Forum Moderators: open

Message Too Old, No Replies

Weird - Yahoo showing the IP now instead of the domain

         

TopNet

3:19 pm on Jan 24, 2006 (gmt 0)

10+ Year Member



Ok, this is weird. A client of mine had a #1 ranking in Yahoo but it is now gone. Thing is, he is not delisted at all, his listings are simply to his IP now instead of his domain. So when I query yahoo for "hostname:domain.com" nothing comes up, but when I query it for "hostname:xx.xx.xx.xx" it shows all his pages by IP instead of domain.

All that to ask...how do we get this changed so they index his domain which has all his backlinks (and thus his link pop/ranking) instead of his IP? He has asked Yahoo and they don't reply.

jdMorgan

4:46 pm on Jan 24, 2006 (gmt 0)

WebmasterWorld Senior Member 10+ Year Member



Can't give you a detailed answer, since you didn't state what kind of server the site is hosted on. But the answer is to configure your server so that if any page on the site is requested using anything but the preferred canonical domain name, the server will generate a 301-Moved Permanently redirect to the same page in the canonical domain.

For example, here are some browser requests, and the server response:

Request .................................. Response 
GET http://www.example.com/ .............. Serve index page
GET http://www.example.com/widget.html ... Serve widget page
GET http://example.com/ .................. 301 redirect to http://www.example.com/
GET http://192.168.0.1/ .................. 301 redirect to http://www.example.com/
GET http://example.com/index.html ........ 301 redirect to http://www.example.com/
GET http://example.com/widget.html ....... 301 redirect to http://www.example.com/widget.html

It is important that one page on your site have one and only one URL. Otherwise, you open yourself up to accidental and maliciously-intended problems like this.

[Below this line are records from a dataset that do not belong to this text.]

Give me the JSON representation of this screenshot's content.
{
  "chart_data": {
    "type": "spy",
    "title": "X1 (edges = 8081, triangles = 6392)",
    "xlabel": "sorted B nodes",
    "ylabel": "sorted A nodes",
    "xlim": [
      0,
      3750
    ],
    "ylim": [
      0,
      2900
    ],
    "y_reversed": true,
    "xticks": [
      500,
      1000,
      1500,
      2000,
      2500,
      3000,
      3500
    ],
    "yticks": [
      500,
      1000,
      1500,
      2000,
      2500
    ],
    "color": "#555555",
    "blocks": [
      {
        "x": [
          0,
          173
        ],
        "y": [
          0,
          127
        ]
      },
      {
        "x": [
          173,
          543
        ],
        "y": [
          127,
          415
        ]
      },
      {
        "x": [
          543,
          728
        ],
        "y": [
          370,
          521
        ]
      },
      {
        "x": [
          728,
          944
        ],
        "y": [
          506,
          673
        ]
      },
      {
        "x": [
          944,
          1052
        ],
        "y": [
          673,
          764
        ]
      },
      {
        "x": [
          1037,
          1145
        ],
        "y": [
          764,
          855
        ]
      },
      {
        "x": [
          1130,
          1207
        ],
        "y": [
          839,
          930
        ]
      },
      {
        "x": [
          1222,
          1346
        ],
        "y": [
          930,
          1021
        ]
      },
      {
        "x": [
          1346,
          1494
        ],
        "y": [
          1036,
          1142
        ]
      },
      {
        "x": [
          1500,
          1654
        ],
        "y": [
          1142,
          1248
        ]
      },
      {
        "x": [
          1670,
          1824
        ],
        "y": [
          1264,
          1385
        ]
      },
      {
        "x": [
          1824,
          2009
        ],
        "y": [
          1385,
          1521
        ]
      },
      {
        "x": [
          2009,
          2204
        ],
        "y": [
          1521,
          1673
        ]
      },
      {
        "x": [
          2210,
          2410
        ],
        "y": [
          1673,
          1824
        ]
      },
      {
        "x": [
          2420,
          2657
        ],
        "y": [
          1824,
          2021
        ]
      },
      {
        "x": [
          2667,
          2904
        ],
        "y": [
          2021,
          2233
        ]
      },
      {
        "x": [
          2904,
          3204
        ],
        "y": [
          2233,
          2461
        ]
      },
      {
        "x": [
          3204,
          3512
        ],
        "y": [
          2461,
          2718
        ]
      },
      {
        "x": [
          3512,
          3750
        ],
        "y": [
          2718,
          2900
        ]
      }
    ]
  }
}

We have had extensive discussions here on domain canonicalization issues -- try searching WebmasterWorld for more information on canonical domains [google.com] and related terms.

Jim

TopNet

8:51 pm on Jan 24, 2006 (gmt 0)

10+ Year Member



That's perfect, thanks Jim! I assume this will tell Yahoo to reindex the pages properly since they are permanently moved?

TopNet

3:19 pm on Jan 28, 2006 (gmt 0)

10+ Year Member



Turns out the removal WAS malicious! Some anonymous Chinese bugger sent this to my client today!

"I remove you from Yahoo...ever wonder how I do it? Next one must be the google."

Any ideas how he did it?

tedster

3:58 pm on Jan 28, 2006 (gmt 0)

WebmasterWorld Senior Member 10+ Year Member



Well, linking to the site from a number other sites using the IP address instead of domain name is one way. A certain clueless newspaper did that last year for one of my clients and the bad "base" url began to spread through the listings as Slurp just continued following relative links from the original page.

We took two steps:

1. 301 as above post
2. include a <base href=""> element in the head of each page.

And the "erosion" stopped.

TopNet

2:49 pm on Jan 29, 2006 (gmt 0)

10+ Year Member



Thanks Ted :-)

So, it's just a matter of waiting for the slurp to re-index then, since we already did the 301 redirect?

ken_b

5:26 pm on Jan 29, 2006 (gmt 0)

WebmasterWorld Senior Member 10+ Year Member Top Contributors Of The Month



So how does linking to an ip affect sites that are on shared ip addresses?

Would this:

GET [192.168.0.1...] .................. 301 redirect to http://www.example.com/

...work if you are on a shared ip address?

abates

9:38 pm on Jan 29, 2006 (gmt 0)

10+ Year Member



If you're on a shared IP and someone links to the IP address, the server won't know which site's being addressed and (I think) load a generic server page. This should prevent any problem in the search engines, as it won't be duplicate content.

monsterhair

11:32 pm on Jan 29, 2006 (gmt 0)

10+ Year Member



We have the same thing with MSN and only MS?